Tres no más eran. No dispararon, ellos también no les han hecho nada a los guardias. Los
"civiles" han llegado ya. Están contando. Dice que todos los guardias van a ir ahora con
metralla para atajar a los colonos en el camino. ¡Mentira, niño! No van a poder. Por todos los
cerros subirán. Yo soy cabo licenciado... —¿Los colonos han apretado a los civiles, dices? ¿Los
colonos? — ¡Los colonos, pues! — ¡Mentira! ¡Ellos no pueden! ¡No pueden! ¿No se han
espantado viendo a los guardias? — ¡Ja caray, joven! No es por nada. El colono es como
gallina; peor. Muere no más, tranquilo. Pero es maldición la peste. ¿Quién manda la peste? ¡Es
maldición! " ¡Inglesia, inglesia; misa, Padrecito!", están gritando, dice, los colonos. Ya no hay
salvación, pues, misa grande, dice quieren, del Padre grande de Abancay. Después sentarán
tranquilos; tiritando se morirán, tranquilos. Hasta entonces van a empujar fuerte, aunque
como nube o como viento vayan los civiles. ¡Llegarán no más! ¡Ya estarán llegando! —
¿Creerán que sin la misa van a condenarse? — ¡Claro, pues; seguro! Así es. Condenarían.
Llenarían la quebrada los condenados. ¡Qué sería, Diosito! Andarían como piojos grandes, más
grandes que carnero merino; limpio se tragarían a los animalitos, acabando primero a la gente.
¡Padrecito! —Por eso te vas. ¡Ya tú te vas! —¿Y el piojo, niño?

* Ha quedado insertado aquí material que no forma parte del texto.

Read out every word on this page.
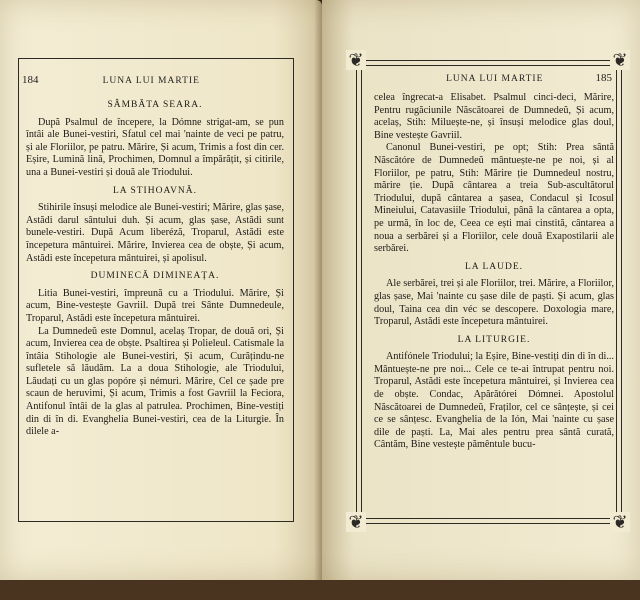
184	LUNA LUI MARTIE

SÂMBĂTA SEARA.

După Psalmul de începere, la Dómne strigat-am, se pun întâi ale Bunei-vestiri, Sfatul cel mai 'nainte de veci pe patru, și ale Floriilor, pe patru. Mărire, Și acum, Trimis a fost din cer. Eșire, Lumină lină, Prochimen, Domnul a împărățit, și citirile, una a Bunei-vestiri și două ale Triodului.

LA STIHOAVNĂ.

Stihirile însuși melodice ale Bunei-vestiri; Mărire, glas șase, Astădi darul sântului duh. Și acum, glas șase, Astădi sunt bunele-vestiri. După Acum liberéză, Troparul, Astădi este începetura mântuirei. Mărire, Invierea cea de obște, Și acum, Astădi este începetura mântuirei, și apolisul.

DUMINECĂ DIMINEAȚA.

Litia Bunei-vestiri, împreună cu a Triodului. Mărire, Și acum, Bine-vestește Gavriil. După trei Sânte Dumnedeule, Troparul, Astădi este începetura mântuirei.

La Dumnedeŭ este Domnul, acelaș Tropar, de două ori, Și acum, Invierea cea de obște. Psaltirea și Polieleul. Catismale la întâia Stihologie ale Bunei-vestiri, Și acum, Curățindu-ne sufletele să lăudăm. La a doua Stihologie, ale Triodului, Lăudați cu un glas popóre și némuri. Mărire, Cel ce șade pre scaun de heruvimi, Și acum, Trimis a fost Gavriil la Feciora, Antifonul întâi de la glas al patrulea. Prochimen, Bine-vestiți din di în di. Evanghelia Bunei-vestiri, cea de la Liturgie. În dilele a-

❦	❦
❦	❦
LUNA LUI MARTIE	185

celea îngrecat-a Elisabet. Psalmul cinci-deci, Mărire, Pentru rugăciunile Născătoarei de Dumnedeŭ, Și acum, acelaș, Stih: Miluește-ne, și însuși melodice glas doul, Bine vestește Gavriil.

Canonul Bunei-vestiri, pe opt; Stih: Prea sântă Născătóre de Dumnedeŭ mântuește-ne pe noi, și al Floriilor, pe patru, Stih: Mărire ție Dumnedeul nostru, mărire ție. După cântarea a treia Sub-ascultătorul Triodului, după cântarea a șasea, Condacul și Icosul Mineiului, Catavasiile Triodului, până la cântarea a opta, pe urmă, în loc de, Ceea ce ești mai cinstită, cântarea a noua a serbărei și a Floriilor, cele două Exapostilarii ale serbărei.

LA LAUDE.

Ale serbărei, trei și ale Floriilor, trei. Mărire, a Floriilor, glas șase, Mai 'nainte cu șase dile de paști. Și acum, glas doul, Taina cea din véc se descopere. Doxologia mare, Troparul, Astădi este începetura mântuirei.

LA LITURGIE.

Antifónele Triodului; la Eșire, Bine-vestiți din di în di... Mântuește-ne pre noi... Cele ce te-ai întrupat pentru noi. Troparul, Astădi este începetura mântuirei, și Invierea cea de obște. Condac, Apărătórei Dómnei. Apostolul Născătoarei de Dumnedeŭ, Fraților, cel ce sânțește, și cei ce se sânțesc. Evanghelia de la Ión, Mai 'nainte cu șase dile de paști. La, Mai ales pentru prea sântă curată, Cântăm, Bine vestește pămêntule bucu-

Habrá misa, seguro. Los colonos
llegarán de noche a Abancay. Quizá oyendo misa se salvarán los indios. Van a venir dejando a
sus criaturitas ¡son angelitos, pues! Con sus mujeres vendrán. ¡Se salvarán! Pero sus piojos
dejarán en la plaza, en la iglesia, en la calle, delante las puertas. De allí van a levantar los
piojos, como maldición de la maldición. Van a hervir. ¡Nos van a comer! ¿Acaso en Abancay la
gente va a mascar a los piojos como los colonos? ¿Acaso van a mascar? De los rincones se han
de alzar, en cadenas. Así es piojo de enfermo. —Cabo licenciado —le dije—. ¡Tienes miedo! Tú
mismo creo te alimentas, lloriqueando, la cobardía, al revés de los colonos... Me contestó en
quechua: —Onk'ok usank'a jukmantan miran... (El piojo del enfermo se reproduce de otro
modo. Hay que irse lejos. ¿De qué sirve el corazón valiente contra eso?) Quiso atajarme,
llevarme con él, cuando pretendí volver al pueblo.

José María Arguedas, Los ríos profundos.